A unified PyTorch-native library for subquadratic alternatives to quadratic attention methods with optimized CUDA kernels.

These details have not been verified by PyPI

Project links

Project description

nvSubquadratic

A unified PyTorch-native library for subquadratic alternatives to quadratic attention methods.

Overview

nvSubquadratic consolidates efforts from across NVIDIA Research teams (nvResearch, NeMo, BioNeMo) into a single, consistent API. Currently supporting multi-dimensional (1D, 2D, 3D) Hyena operators with optimized CUDA kernels. Hyena operators provide subquadratic alternatives to attention mechanisms, achieving O(N) or O(N log N) complexity compared to the O(N²) scaling of traditional attention.

Dependencies

subquadratic-ops: This library depends on subquadratic-ops for high-performance CUDA kernels.
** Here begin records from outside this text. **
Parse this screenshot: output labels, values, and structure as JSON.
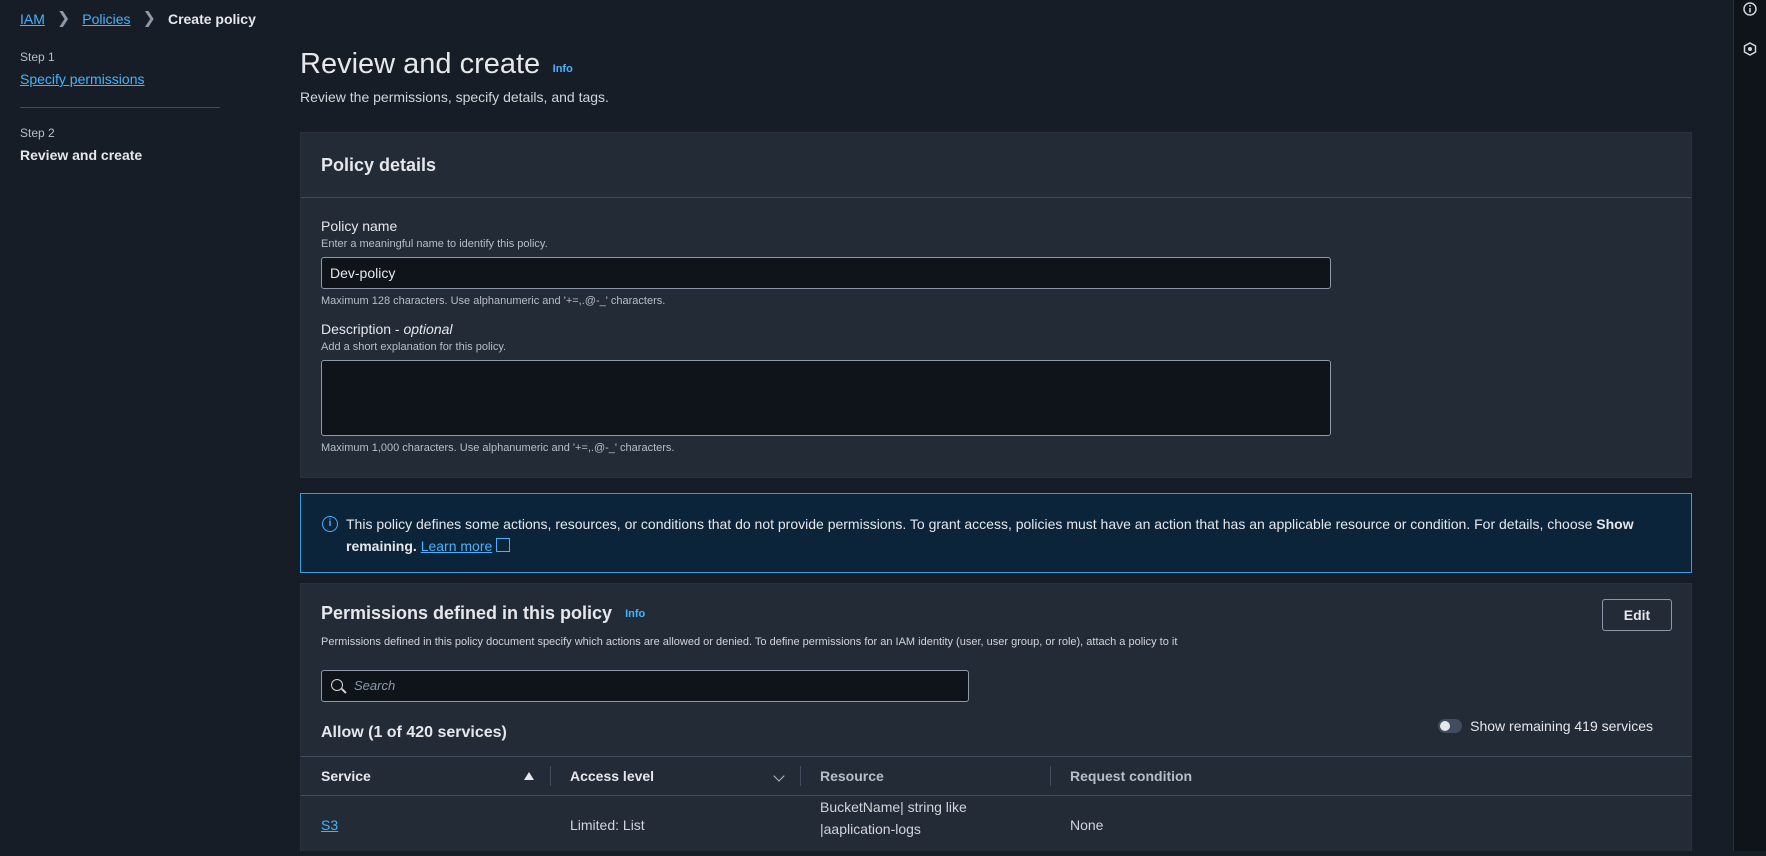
{
  "breadcrumb": {
    "items": [
      "IAM",
      "Policies"
    ],
    "current": "Create policy"
  },
  "steps": [
    {
      "label": "Step 1",
      "title": "Specify permissions"
    },
    {
      "label": "Step 2",
      "title": "Review and create"
    }
  ],
  "page": {
    "title": "Review and create",
    "info": "Info",
    "description": "Review the permissions, specify details, and tags."
  },
  "policy_details": {
    "heading": "Policy details",
    "name_label": "Policy name",
    "name_desc": "Enter a meaningful name to identify this policy.",
    "name_value": "Dev-policy",
    "name_constraint": "Maximum 128 characters. Use alphanumeric and '+=,.@-_' characters.",
    "desc_label": "Description - ",
    "desc_label_optional": "optional",
    "desc_desc": "Add a short explanation for this policy.",
    "desc_value": "",
    "desc_constraint": "Maximum 1,000 characters. Use alphanumeric and '+=,.@-_' characters."
  },
  "alert": {
    "text": "This policy defines some actions, resources, or conditions that do not provide permissions. To grant access, policies must have an action that has an applicable resource or condition. For details, choose ",
    "bold": "Show remaining.",
    "link": "Learn more"
  },
  "permissions": {
    "title": "Permissions defined in this policy",
    "info": "Info",
    "description": "Permissions defined in this policy document specify which actions are allowed or denied. To define permissions for an IAM identity (user, user group, or role), attach a policy to it",
    "edit_label": "Edit",
    "search_placeholder": "Search",
    "allow_title": "Allow (1 of 420 services)",
    "toggle_label": "Show remaining 419 services",
    "columns": [
      "Service",
      "Access level",
      "Resource",
      "Request condition"
    ],
    "rows": [
      {
        "service": "S3",
        "access": "Limited: List",
        "resource_line1": "BucketName| string like",
        "resource_line2": "|aaplication-logs",
        "condition": "None"
      }
    ]
  }
}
The subquadratic-ops library provides optimized implementations of:

B2B CausalConv1d: Back-to-back causal convolutions for striped Hyena architectures
CausalConv1d: Standard causal convolutions with various kernel sizes (2-256)
FFT CausalConv1d: FFT-based causal convolutions for large kernel sizes (up to 8K-16M)

Requirements:

CUDA-compatible NVIDIA GPU (Ampere or Hopper architecture)
CUDA Toolkit 12.0 or higher
Python 3.11 or higher

quack-kernels (optional):

Used by RMSNorm for a fused CUDA kernel when available.
Supported GPUs: Hopper and Blackwell only (H100, B200, B300). There is no quack-kernels build for Ampere (e.g. RTX A6000, A100) or older architectures.
On unsupported GPUs or when quack is not installed, RMSNorm uses a pure-PyTorch fallback automatically. No separate “version” fixes Ampere; use the fallback or run on H100/B200 for the kernel.
Optional install: pip install quack-kernels (on H100/B200); or pip install -e ".[quack]" if using the optional dependency group.

Architecture

nvSubquadratic provides a high-level PyTorch interface that depends on the subquadratic-ops library for optimized CUDA kernels. This separation provides clear boundaries between API design and performance optimization:

nvSubquadratic: Focuses on API design, user experience, and PyTorch integration
subquadratic-ops: Focuses on kernel optimization and CUDA performance
megatron-core: Provides distributed training and model parallelism capabilities

Installation

Package Manager

This project uses pip with pyproject.toml for dependency management. A Pipfile.lock is maintained for nSpect security scanning compliance.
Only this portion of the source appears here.